John Armstrong, guitarist, songwriter, and one of the vocalists for the band, was kind enough to answer some questions for me.



Andrea Weiss: For those who don't know you, could you give a short musical history of the band?


John Armstrong: The first EP was 17th September, 1989 so Museum Of Tomorrow is exactly 32 years on from that; it wasn’t planned that way but it is tidy that it ended up there. Over the decades there have been 19 people in the band (which is a lot less than have been in The Fall!). The line up has been stable for the last four years, with the addition of keyboards. This our fifth full length album.



AW: Who are your influences?


JA: Everyone listens to different music and brings that to the sound. Kevin is a huge Rolling Stones and Northern Soul fan, Anne-Marie trained as a classical singer, John B would say Rush is his major influence, and I listen to a wide range of music from Beethoven, John Coltrane, and Joni Mitchell to The Who, and a whole lot more, too. The ones that made me want to pick up a guitar for the first time were Small Faces and The Chords.



AW: Would you say jangle pop bands are an influence? I hear a lot of that style in your sound.


JA: It's that 12-string Rickenbacker sound that adds the jangle. There is a thing The Byrds do where the music rushes along while the vocals pull it back and that is something that naturally happens in our music a lot. I think there is a definite parallel evolution with bands like The Primitives and The Darling Buds. We share a lot of influences and the oldest songs we still play live are from 1983-4, so not so much an influence as parallel.



AW: I like that the concept is a museum exhibit. Where did you get the idea for that?


JA: My first job was as a museum guide; museums are fascinating places, and the idea that although we are continually living at the point where the future meets the present, that moment will move into someone else’s past. We like to release our music physically and that in itself makes it an artifact that could be found by future archaeologists and end up in a museum. The idea is a future society is trying to understand the early 21st Century as a lived experience based on these songs.



AW: I also like how sci-fi is used here as a way of the past informing the future. Why did you want to make it like that?

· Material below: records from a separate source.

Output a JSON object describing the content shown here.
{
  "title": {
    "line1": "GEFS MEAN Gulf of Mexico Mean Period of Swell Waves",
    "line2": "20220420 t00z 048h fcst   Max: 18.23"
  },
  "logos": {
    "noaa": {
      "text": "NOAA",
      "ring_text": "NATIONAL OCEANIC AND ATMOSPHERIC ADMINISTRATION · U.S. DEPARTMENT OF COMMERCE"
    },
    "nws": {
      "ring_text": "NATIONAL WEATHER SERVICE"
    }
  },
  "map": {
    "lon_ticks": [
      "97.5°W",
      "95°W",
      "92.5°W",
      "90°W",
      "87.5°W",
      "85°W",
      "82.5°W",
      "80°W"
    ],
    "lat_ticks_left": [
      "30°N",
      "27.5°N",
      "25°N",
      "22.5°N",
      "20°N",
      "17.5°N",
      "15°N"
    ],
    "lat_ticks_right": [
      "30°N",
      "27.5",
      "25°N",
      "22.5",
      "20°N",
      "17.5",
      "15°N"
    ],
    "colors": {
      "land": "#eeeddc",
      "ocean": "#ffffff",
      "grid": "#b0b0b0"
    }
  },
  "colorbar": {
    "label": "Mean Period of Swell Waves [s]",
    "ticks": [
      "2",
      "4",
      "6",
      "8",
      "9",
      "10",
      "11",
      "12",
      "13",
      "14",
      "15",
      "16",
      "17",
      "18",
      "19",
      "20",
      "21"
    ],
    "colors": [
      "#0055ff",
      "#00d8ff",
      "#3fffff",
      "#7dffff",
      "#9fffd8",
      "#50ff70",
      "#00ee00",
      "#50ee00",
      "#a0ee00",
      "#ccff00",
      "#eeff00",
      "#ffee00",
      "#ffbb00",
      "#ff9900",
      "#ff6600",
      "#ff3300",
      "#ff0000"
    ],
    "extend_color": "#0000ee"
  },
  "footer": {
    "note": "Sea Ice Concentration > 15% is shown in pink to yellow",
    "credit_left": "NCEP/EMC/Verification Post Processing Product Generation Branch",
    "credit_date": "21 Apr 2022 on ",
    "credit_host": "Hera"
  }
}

JA: There are science fiction themes running through the album from the opening line “We were offered Star Trek but they fed us Soylent Green,” and yes; if you look at old science fiction like Star Trek it actually has formed the future. Technology boffins and designers grew up looking at Kirk’s communicator and Uhura’s ear piece and now we have mobile phones and in-ear devices. The past makes the future. I’ve always been interested in science fiction and the songs were written with the idea that they would be thematically linked and presented as an album rather than simply a collection of individual pieces.

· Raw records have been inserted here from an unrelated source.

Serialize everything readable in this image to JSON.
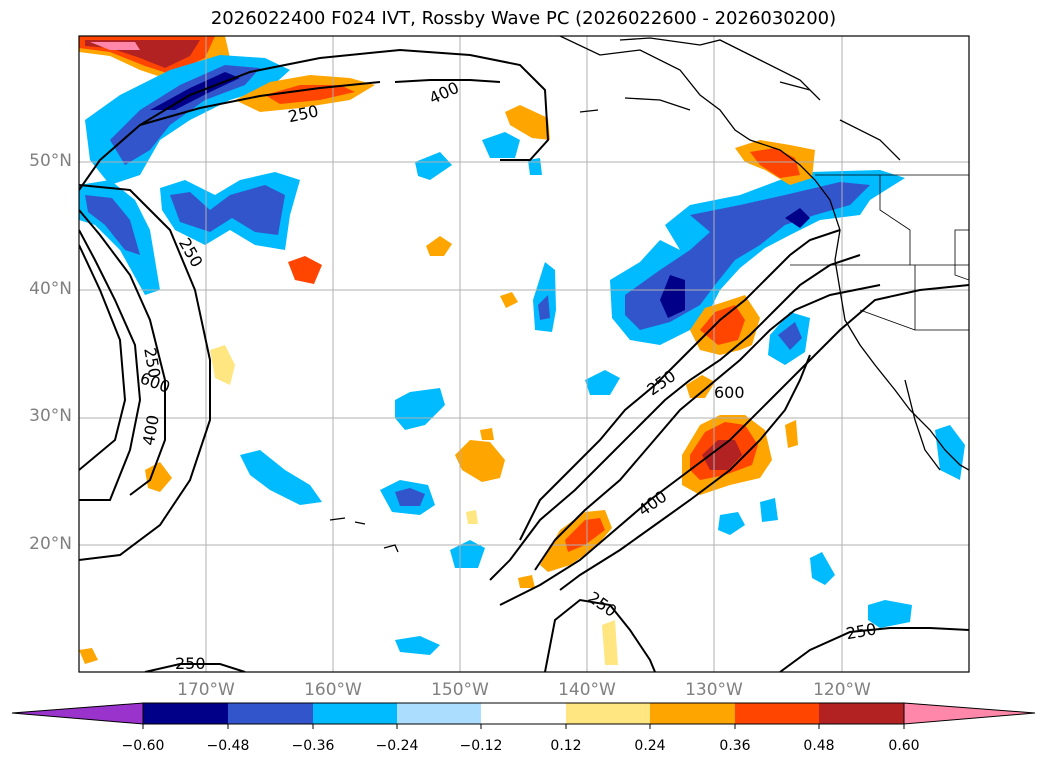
{
  "title": "2026022400 F024 IVT, Rossby Wave PC (2026022600 - 2026030200)",
  "lat_labels": [
    "50°N",
    "40°N",
    "30°N",
    "20°N"
  ],
  "lon_labels": [
    "170°W",
    "160°W",
    "150°W",
    "140°W",
    "130°W",
    "120°W"
  ],
  "contour_labels": [
    "400",
    "250",
    "250",
    "250",
    "600",
    "400",
    "250",
    "600",
    "400",
    "250",
    "250",
    "250"
  ],
  "colorbar": {
    "ticks": [
      "−0.60",
      "−0.48",
      "−0.36",
      "−0.24",
      "−0.12",
      "0.12",
      "0.24",
      "0.36",
      "0.48",
      "0.60"
    ],
    "colors": [
      "#9933cc",
      "#000088",
      "#3355cc",
      "#00bbff",
      "#aaddff",
      "#ffffff",
      "#ffe680",
      "#ffa500",
      "#ff4500",
      "#b22222",
      "#ff88aa"
    ]
  }
}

AW: You write very good melodies. Is that something you strive for?


JA: Thank you! I think it's derived from the chord structures of the songs. There are a lot of unusual voicings and passing chords and a generally unresolved feel to a lot of the music, which pulls the vocal line in directions it wouldn’t go if it was only straight major/minor chords, so its a natural thing with the way I write. The lyrics always come first. They’re written separately, essentially as poetry. They’re set to music later, which means the music can fit the feel of the words. I find that much easier than doing it the other way around, of starting with a melody and bending words to fit that. It gives much more freedom.



AW: Is “The Day The Earth Caught Fire” about climate change?


JA: It is about climate change; or ‘climate malfunction’. There is a really good British science fiction film with the same title, but it was the fires around Manchester in 2018 that inspired it; they were nowhere near as serious as the fires in California or Australia, but I could see them from the day job office window and they were much bigger than anything we’d had here before. The following February we had temperatures here in the mid-20s (75F) when it should be snowing, or at least very cold and wet. There is still an uplifting and joyous feel to the song, not exactly a ‘party at the end of the world,’ but more a realisation that there is still something we can do about it. As with the rest of the album, it is very dark subject matter, but presented in a bright and hopefully engaging way.



AW: What advice would you give to someone just starting out in music?


JA: Do it. Find your own voice and use it. Don’t worry about what is fashionable, make music that you want to hear and music that means something to you. Go the DIY route and retain control, plan ahead, (a long way ahead!) and enjoy what you’re doing. That bit is very important!